Conaie is also demanding a moratorium on the repayment of private bank loans held by rural people, food price controls, more spending on healthcare, education, security and job creation, and an end to mining concessions in Indigenous territories.
To try and diffuse the crisis, President Guillermo Lasso on Friday ordered a $5 rise to $55 in the monthly grant for Ecuador's poorest, a subsidy of up to 50% on fertilizers for small- and medium-sized farmers, and forgiving certain small bank loans.
He has also declared an emergency in the public health system to allocate additional resources, and doubled the budget for bilingual education to allow Indigenous children to go to school in their mother tongue and in their own communities.
What is the damage?
None of the concessions have appeased protesters who have intermittently blockaded key roads in more than half of Ecuador's 24 provinces since June 13, and many leading to the capital Quito.
The economy was losing about $50 million per day due to the protests, official figures showed, without counting oil production — the country's main export product.
State-owned Petroecuador has reported almost 64,300 barrels in lost production with more than 230 wells shuttered by demonstrations in the Amazon.

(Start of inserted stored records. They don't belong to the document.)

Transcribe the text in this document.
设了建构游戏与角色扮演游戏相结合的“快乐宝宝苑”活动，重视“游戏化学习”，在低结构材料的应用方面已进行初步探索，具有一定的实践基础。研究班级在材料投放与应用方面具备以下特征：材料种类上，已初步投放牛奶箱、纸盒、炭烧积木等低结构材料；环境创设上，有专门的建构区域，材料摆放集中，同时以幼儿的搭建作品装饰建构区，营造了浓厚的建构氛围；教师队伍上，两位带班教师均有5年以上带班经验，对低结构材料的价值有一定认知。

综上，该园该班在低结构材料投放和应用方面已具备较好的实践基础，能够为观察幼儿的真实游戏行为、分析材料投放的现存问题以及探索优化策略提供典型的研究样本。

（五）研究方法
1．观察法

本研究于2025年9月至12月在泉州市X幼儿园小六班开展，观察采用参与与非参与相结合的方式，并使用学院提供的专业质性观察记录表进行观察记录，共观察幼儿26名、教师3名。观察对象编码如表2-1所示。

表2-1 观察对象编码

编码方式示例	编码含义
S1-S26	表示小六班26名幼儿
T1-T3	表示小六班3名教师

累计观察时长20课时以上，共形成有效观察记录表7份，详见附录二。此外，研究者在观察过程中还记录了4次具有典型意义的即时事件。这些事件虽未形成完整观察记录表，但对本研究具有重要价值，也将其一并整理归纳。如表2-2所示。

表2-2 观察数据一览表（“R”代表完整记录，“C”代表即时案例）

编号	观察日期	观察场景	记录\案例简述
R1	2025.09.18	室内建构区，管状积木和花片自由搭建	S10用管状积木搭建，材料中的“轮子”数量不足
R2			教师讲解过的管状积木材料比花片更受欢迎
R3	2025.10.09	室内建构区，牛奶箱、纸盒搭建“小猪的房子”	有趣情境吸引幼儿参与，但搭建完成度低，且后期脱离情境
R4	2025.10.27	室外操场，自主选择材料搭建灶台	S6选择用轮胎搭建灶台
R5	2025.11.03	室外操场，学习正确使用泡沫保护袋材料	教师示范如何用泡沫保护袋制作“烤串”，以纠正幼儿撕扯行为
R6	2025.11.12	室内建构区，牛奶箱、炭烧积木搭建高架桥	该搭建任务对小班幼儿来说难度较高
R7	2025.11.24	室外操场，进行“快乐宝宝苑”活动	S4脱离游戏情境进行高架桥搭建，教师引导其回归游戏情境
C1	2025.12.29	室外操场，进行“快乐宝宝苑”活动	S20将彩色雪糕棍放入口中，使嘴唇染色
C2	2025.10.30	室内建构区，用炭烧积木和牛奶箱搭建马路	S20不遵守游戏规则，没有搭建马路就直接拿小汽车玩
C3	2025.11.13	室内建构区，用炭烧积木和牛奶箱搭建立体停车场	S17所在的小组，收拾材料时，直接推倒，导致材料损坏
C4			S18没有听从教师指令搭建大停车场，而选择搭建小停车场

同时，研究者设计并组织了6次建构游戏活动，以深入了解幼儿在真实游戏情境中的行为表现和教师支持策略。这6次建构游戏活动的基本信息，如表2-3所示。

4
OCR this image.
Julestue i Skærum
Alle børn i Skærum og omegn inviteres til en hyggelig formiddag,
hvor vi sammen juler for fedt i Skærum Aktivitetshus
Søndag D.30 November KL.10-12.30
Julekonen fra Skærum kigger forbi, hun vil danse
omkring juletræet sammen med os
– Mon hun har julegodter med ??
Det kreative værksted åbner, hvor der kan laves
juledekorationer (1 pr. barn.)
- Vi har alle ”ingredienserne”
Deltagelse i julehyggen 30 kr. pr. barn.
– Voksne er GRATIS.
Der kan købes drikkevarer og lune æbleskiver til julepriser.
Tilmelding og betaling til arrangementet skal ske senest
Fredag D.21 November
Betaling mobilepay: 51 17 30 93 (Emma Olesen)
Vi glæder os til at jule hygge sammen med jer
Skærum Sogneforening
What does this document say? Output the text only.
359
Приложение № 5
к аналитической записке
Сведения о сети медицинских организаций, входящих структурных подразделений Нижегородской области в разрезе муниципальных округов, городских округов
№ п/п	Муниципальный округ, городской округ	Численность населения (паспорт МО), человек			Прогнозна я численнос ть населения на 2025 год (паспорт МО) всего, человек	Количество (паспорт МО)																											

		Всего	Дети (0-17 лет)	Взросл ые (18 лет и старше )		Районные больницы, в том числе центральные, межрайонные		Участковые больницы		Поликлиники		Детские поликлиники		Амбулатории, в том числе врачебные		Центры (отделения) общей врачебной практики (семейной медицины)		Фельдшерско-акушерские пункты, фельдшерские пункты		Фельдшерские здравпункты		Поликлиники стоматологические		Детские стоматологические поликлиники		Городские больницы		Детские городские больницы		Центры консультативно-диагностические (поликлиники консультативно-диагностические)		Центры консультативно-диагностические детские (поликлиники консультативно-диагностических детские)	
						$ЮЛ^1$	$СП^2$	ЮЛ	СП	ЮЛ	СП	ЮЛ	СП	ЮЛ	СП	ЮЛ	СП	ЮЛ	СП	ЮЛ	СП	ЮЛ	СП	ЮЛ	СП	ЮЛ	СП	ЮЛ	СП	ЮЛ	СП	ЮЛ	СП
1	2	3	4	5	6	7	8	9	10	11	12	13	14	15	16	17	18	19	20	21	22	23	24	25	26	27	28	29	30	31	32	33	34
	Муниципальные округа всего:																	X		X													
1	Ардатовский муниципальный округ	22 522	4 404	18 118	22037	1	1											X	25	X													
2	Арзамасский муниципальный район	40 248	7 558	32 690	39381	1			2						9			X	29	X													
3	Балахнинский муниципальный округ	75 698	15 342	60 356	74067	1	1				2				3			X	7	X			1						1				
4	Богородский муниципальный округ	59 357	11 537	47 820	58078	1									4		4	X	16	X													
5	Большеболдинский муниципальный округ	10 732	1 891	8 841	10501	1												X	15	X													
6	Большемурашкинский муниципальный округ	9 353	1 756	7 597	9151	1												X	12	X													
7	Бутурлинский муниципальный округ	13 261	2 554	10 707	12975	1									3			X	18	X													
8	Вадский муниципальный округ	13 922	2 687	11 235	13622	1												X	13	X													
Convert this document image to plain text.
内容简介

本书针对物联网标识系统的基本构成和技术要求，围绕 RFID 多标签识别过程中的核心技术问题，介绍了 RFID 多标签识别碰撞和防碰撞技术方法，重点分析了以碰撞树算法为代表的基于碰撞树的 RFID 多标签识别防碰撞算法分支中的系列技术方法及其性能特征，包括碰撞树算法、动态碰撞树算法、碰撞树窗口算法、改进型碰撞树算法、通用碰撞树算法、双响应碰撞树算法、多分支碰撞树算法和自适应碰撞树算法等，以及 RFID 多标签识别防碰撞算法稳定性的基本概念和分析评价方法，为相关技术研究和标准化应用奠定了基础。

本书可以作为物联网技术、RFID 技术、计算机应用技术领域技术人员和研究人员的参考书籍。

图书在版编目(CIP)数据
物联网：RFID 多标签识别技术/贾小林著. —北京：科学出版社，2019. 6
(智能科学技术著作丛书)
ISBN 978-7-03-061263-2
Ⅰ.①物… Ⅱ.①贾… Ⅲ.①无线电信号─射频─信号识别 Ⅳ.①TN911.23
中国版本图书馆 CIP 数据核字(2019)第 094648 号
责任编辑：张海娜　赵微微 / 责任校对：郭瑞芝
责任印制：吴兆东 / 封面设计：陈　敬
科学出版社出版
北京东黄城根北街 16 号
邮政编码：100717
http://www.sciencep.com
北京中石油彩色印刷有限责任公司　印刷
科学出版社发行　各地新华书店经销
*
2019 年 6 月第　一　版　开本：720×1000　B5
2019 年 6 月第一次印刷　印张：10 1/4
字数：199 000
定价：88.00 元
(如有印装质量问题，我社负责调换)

Producers of flowers, another of Ecuador's main exports, have also complained about their wares rotting as trucks cannot reach their destinations.
Last week, Chinese company PetroOriental said protesters had occupied and paralyzed some of its wells in the Amazonian Orellana province.
Ramirez said he was not sure how long-lasting the protests would be this time round.
"The country is going through an economic crisis, people were starting to stabilize after the pandemic. I don’t know to what extent the middle and lower classes will support the uprising if it starts to affect business," he told AFP.